In 2019, an apex committee comprising experts from acupuncture was formed by the ministry to officially devise rules, regulations, and act for setting up government-affiliated acupuncture hospitals and colleges. But so far still no act, rules, or regulation has been announced by the federal ministry for setting up government-recognized acupuncture hospitals, experts of the committee lamented. 

There are more than 100,000 acupuncture practitioners in India, according to a survey carried out by the Acupuncture Science Association last year, a largest professional nonprofit organization of acupuncture practitioners, said Debasis Bakshi, general secretary of the association. 

“We integrated the two traditional treatments of acupuncture in India and China. We continue to provide students the same note that we were given while we were being trained by Nanjing University,” said Dr Bakshi of IRIIM. Using both Indian and Chinese needles for acupuncture, the drug-free therapy has been drawing accolades from patients everyday, Dr Bakshi said.

Government leaders and organizations of India and China can organize meetings and symposiums jointly to commemorate the birth and death of Kotnis and popularize this traditional treatment in India, said Dr Gantait.

“Dr Kotnis is no more.

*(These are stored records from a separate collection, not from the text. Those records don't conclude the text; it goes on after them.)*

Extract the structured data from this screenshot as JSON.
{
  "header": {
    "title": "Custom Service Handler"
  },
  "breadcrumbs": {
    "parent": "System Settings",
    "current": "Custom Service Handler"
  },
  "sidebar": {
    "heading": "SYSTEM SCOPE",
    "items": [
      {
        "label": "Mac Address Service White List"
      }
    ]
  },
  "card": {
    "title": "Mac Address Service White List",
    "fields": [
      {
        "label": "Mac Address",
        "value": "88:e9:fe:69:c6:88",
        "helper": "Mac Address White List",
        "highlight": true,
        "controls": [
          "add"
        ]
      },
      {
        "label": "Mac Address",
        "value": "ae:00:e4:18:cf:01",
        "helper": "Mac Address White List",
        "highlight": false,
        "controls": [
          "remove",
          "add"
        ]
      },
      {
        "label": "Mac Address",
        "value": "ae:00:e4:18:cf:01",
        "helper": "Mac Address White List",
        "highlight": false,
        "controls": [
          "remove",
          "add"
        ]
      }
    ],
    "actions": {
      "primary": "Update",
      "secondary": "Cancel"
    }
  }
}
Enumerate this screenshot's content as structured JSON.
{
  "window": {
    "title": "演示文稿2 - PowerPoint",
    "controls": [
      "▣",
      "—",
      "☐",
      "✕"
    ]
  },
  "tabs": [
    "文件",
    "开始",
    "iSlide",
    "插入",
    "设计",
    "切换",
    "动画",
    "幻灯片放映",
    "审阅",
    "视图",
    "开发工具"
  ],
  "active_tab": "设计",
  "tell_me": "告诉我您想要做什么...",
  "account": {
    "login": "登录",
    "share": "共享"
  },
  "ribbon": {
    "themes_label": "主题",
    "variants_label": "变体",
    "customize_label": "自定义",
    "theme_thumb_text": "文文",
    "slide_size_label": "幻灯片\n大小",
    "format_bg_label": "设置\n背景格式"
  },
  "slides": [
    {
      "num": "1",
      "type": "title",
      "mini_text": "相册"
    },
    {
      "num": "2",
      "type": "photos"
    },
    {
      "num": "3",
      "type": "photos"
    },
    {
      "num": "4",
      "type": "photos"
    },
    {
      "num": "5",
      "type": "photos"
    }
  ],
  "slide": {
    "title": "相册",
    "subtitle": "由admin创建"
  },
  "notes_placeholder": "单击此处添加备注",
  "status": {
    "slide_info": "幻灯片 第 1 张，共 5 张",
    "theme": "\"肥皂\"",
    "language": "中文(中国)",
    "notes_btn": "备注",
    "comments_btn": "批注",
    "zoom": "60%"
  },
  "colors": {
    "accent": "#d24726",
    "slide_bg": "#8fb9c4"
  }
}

But many more Kotnis should come in future to safeguard human civilization. We all must cherish the spirit of Kotnis and of IMM for world peace and progress,” Dr Gantait said from Kolkata. 

Praising the Indian acupuncturist efforts, Chinese Consul General in Kolkata Zha Liyou told China Daily, the acupuncture can cement the ties and it can promote viable medical and cultural exchanges between the two countries.

The writer is a freelance journalist for China Daily.